GAVI Alliance (Global Alliance for Vaccines and Immunization)

Founded in 2000, this alliance is a public–private partnership with a global sphere of action whose main goal is to promote health through access to vaccines in countries that have low economic resources. Only countries with a gross national income lower than or equal to US$1,520 in 2009 (by the World Bank’s classification) are currently candidates for GAVI’s programs. According to such criteria, there are currently 57 GAVI-eligible countries (Table 16B.6). The alliance is comprised of members from the World Health Organization, UNICEF, the World Bank, pharmaceutical industries, research agencies, civil society, the Bill and Melinda Gates Foundation, the International Finance Facility for Immunization, in addition to developing country governments and donor governments. Today, the GAVI Alliance is the largest source of external funding for several immunization programs around the world [35]. In November 2011, complying with the demand of developing countries, the alliance included the HPV vaccine in their vaccine list. At this time, the quadrivalent vaccine manufacturer announced that they could supply the vaccine at a cost of US$5 per dose for the GAVI Alliance. In 2012, GAVI opened a round of applications for vaccine demonstration programs [36, 37].

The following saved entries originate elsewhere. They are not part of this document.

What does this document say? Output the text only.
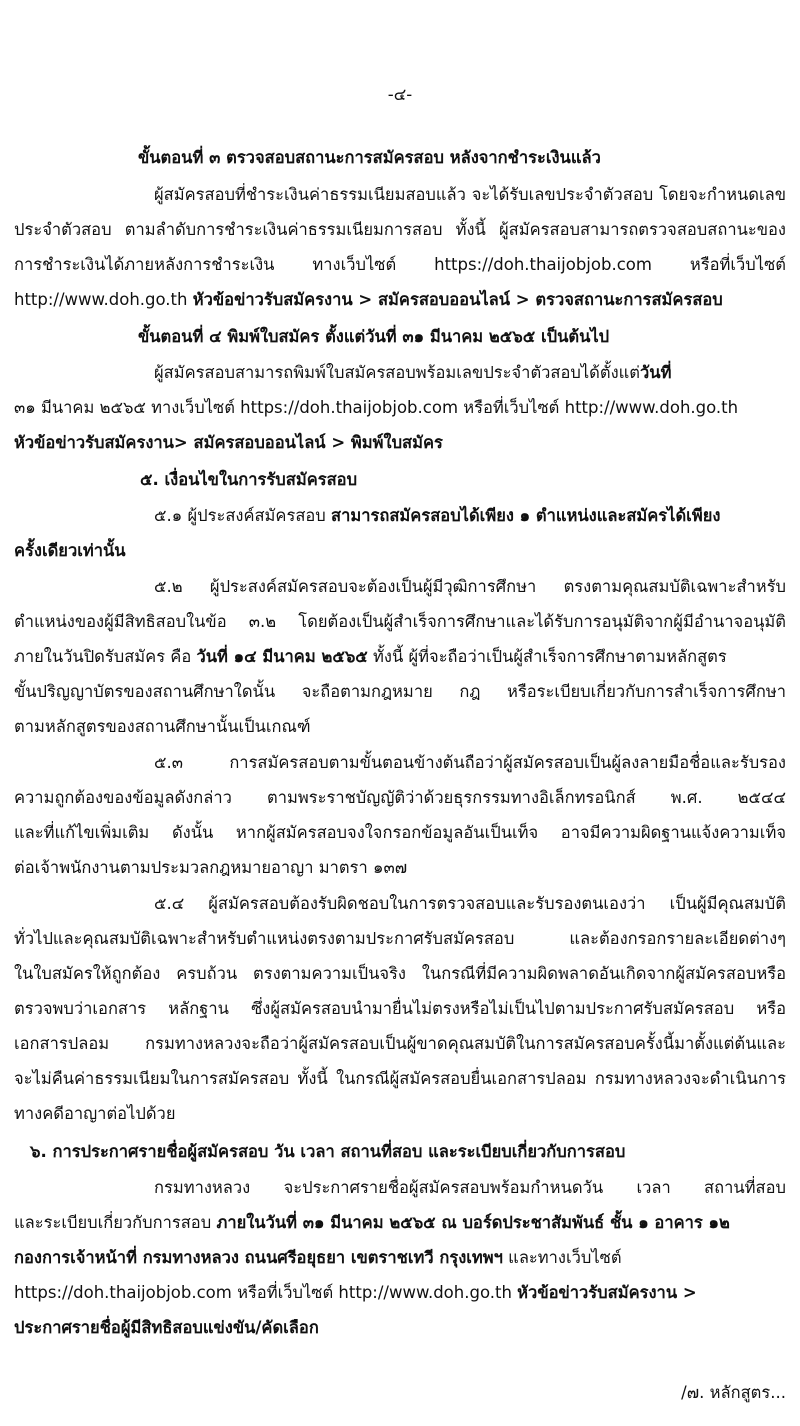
-๔-
ขั้นตอนที่ ๓ ตรวจสอบสถานะการสมัครสอบ หลังจากชำระเงินแล้ว
ผู้สมัครสอบที่ชำระเงินค่าธรรมเนียมสอบแล้ว จะได้รับเลขประจำตัวสอบ โดยจะกำหนดเลข
ประจำตัวสอบ ตามลำดับการชำระเงินค่าธรรมเนียมการสอบ ทั้งนี้ ผู้สมัครสอบสามารถตรวจสอบสถานะของ
การชำระเงินได้ภายหลังการชำระเงิน ทางเว็บไซต์ https://doh.thaijobjob.com หรือที่เว็บไซต์
http://www.doh.go.th หัวข้อข่าวรับสมัครงาน > สมัครสอบออนไลน์ > ตรวจสถานะการสมัครสอบ
ขั้นตอนที่ ๔ พิมพ์ใบสมัคร ตั้งแต่วันที่ ๓๑ มีนาคม ๒๕๖๕ เป็นต้นไป
ผู้สมัครสอบสามารถพิมพ์ใบสมัครสอบพร้อมเลขประจำตัวสอบได้ตั้งแต่วันที่
๓๑ มีนาคม ๒๕๖๕ ทางเว็บไซต์ https://doh.thaijobjob.com หรือที่เว็บไซต์ http://www.doh.go.th
หัวข้อข่าวรับสมัครงาน> สมัครสอบออนไลน์ > พิมพ์ใบสมัคร
๕. เงื่อนไขในการรับสมัครสอบ
๕.๑ ผู้ประสงค์สมัครสอบ สามารถสมัครสอบได้เพียง ๑ ตำแหน่งและสมัครได้เพียง
ครั้งเดียวเท่านั้น
๕.๒ ผู้ประสงค์สมัครสอบจะต้องเป็นผู้มีวุฒิการศึกษา ตรงตามคุณสมบัติเฉพาะสำหรับ
ตำแหน่งของผู้มีสิทธิสอบในข้อ ๓.๒ โดยต้องเป็นผู้สำเร็จการศึกษาและได้รับการอนุมัติจากผู้มีอำนาจอนุมัติ
ภายในวันปิดรับสมัคร คือ วันที่ ๑๔ มีนาคม ๒๕๖๕ ทั้งนี้ ผู้ที่จะถือว่าเป็นผู้สำเร็จการศึกษาตามหลักสูตร
ขั้นปริญญาบัตรของสถานศึกษาใดนั้น จะถือตามกฎหมาย กฎ หรือระเบียบเกี่ยวกับการสำเร็จการศึกษา
ตามหลักสูตรของสถานศึกษานั้นเป็นเกณฑ์
๕.๓ การสมัครสอบตามขั้นตอนข้างต้นถือว่าผู้สมัครสอบเป็นผู้ลงลายมือชื่อและรับรอง
ความถูกต้องของข้อมูลดังกล่าว ตามพระราชบัญญัติว่าด้วยธุรกรรมทางอิเล็กทรอนิกส์ พ.ศ. ๒๕๔๔
และที่แก้ไขเพิ่มเติม ดังนั้น หากผู้สมัครสอบจงใจกรอกข้อมูลอันเป็นเท็จ อาจมีความผิดฐานแจ้งความเท็จ
ต่อเจ้าพนักงานตามประมวลกฎหมายอาญา มาตรา ๑๓๗
๕.๔ ผู้สมัครสอบต้องรับผิดชอบในการตรวจสอบและรับรองตนเองว่า เป็นผู้มีคุณสมบัติ
ทั่วไปและคุณสมบัติเฉพาะสำหรับตำแหน่งตรงตามประกาศรับสมัครสอบ และต้องกรอกรายละเอียดต่างๆ
ในใบสมัครให้ถูกต้อง ครบถ้วน ตรงตามความเป็นจริง ในกรณีที่มีความผิดพลาดอันเกิดจากผู้สมัครสอบหรือ
ตรวจพบว่าเอกสาร หลักฐาน ซึ่งผู้สมัครสอบนำมายื่นไม่ตรงหรือไม่เป็นไปตามประกาศรับสมัครสอบ หรือ
เอกสารปลอม กรมทางหลวงจะถือว่าผู้สมัครสอบเป็นผู้ขาดคุณสมบัติในการสมัครสอบครั้งนี้มาตั้งแต่ต้นและ
จะไม่คืนค่าธรรมเนียมในการสมัครสอบ ทั้งนี้ ในกรณีผู้สมัครสอบยื่นเอกสารปลอม กรมทางหลวงจะดำเนินการ
ทางคดีอาญาต่อไปด้วย
๖. การประกาศรายชื่อผู้สมัครสอบ วัน เวลา สถานที่สอบ และระเบียบเกี่ยวกับการสอบ
กรมทางหลวง จะประกาศรายชื่อผู้สมัครสอบพร้อมกำหนดวัน เวลา สถานที่สอบ
และระเบียบเกี่ยวกับการสอบ ภายในวันที่ ๓๑ มีนาคม ๒๕๖๕ ณ บอร์ดประชาสัมพันธ์ ชั้น ๑ อาคาร ๑๒
กองการเจ้าหน้าที่ กรมทางหลวง ถนนศรีอยุธยา เขตราชเทวี กรุงเทพฯ และทางเว็บไซต์
https://doh.thaijobjob.com หรือที่เว็บไซต์ http://www.doh.go.th หัวข้อข่าวรับสมัครงาน >
ประกาศรายชื่อผู้มีสิทธิสอบแข่งขัน/คัดเลือก
/๗. หลักสูตร...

Table 16B.6 Currently eligible countries for GAVI support

Pan American Health Organization Revolving Fund

The Pan American Health Organization (PAHO) serves as the Regional Office of the World Health Organization in the Americas, and it provides a program for the acquisition of vaccines, syringes, and other immunization equipment for their 48 member countries. Countries pay for the vaccine, the cost of which is widely negotiated by PAHO with the manufacturers at a low price [36, 38]. In January 2010, the bivalent vaccine was offered to PAHO for a price of US$32. However, since then, there has been a significant reduction in vaccine prices. In 2012, the average prices for bivalent and quadrivalent vaccines offered to PAHO were US$13.48 and US$14.25, respectively [38]. The PAHO Revolving Fund is not truly a funding program, but it allows for a considerable price reduction for the cost of the vaccines for member countries.

Gardasil Access Program

The Axios Healthcare Development, a US nonprofit organization, manages the Gardasil Access Program (GAP). Through this program, Merck & CO has pledged to donate at least three million doses of the quadrivalent vaccine to organizations or institutions in developing countries. The guidances are provided by an independent advisory board comprised of public health experts. To date, more than a million doses of quadrivalent vaccine were donated to 22 participants in 20 countries (Bolivia, Kiribati, Honduras, Haiti, Guyana, Mali, Ghana, Cameroon, Lesotho, Tanzania, Kenya, Uganda, Georgia, Moldova, Uzbekistan, Nepal, Mongolia, Buthan, Cambodia, and Papua New Guinea). In this program, the doses of vaccines are donations, but, on the other hand, the costs related to the importation and to the whole cold chain are the responsibility of the participating organizations and institutions [39, 40].

Summary

The development of vaccines for HPV provides a new perspective on the primary prevention of diseases induced by the virus, especially cervical cancer. Although both versions of the vaccine currently available have been approved for use in more than 100 countries, the number of countries that implemented HPV public immunization programs is much lower. It is paradoxical to observe that the majority of countries that have an HPV immunization program already implemented are high-income countries with low cervical cancer incidence coefficients. Conversely, low- and middle-income countries, the ones with the greatest need for the vaccines, currently have limited access to the vaccines because of the high cost. Reduction of the ­vaccine cost is ­fundamental. Programs that provide financial support, such as GAVI Alliance and PAHO Revolving Fund, are essential for the implementation of HPV immunization programs in countries that have few economic resources. Additionally, the development of a second generation of HPV vaccines, created using new ­production technologies at a lower cost, will make it easier to incorporate the vaccine in low- and middle-income countries.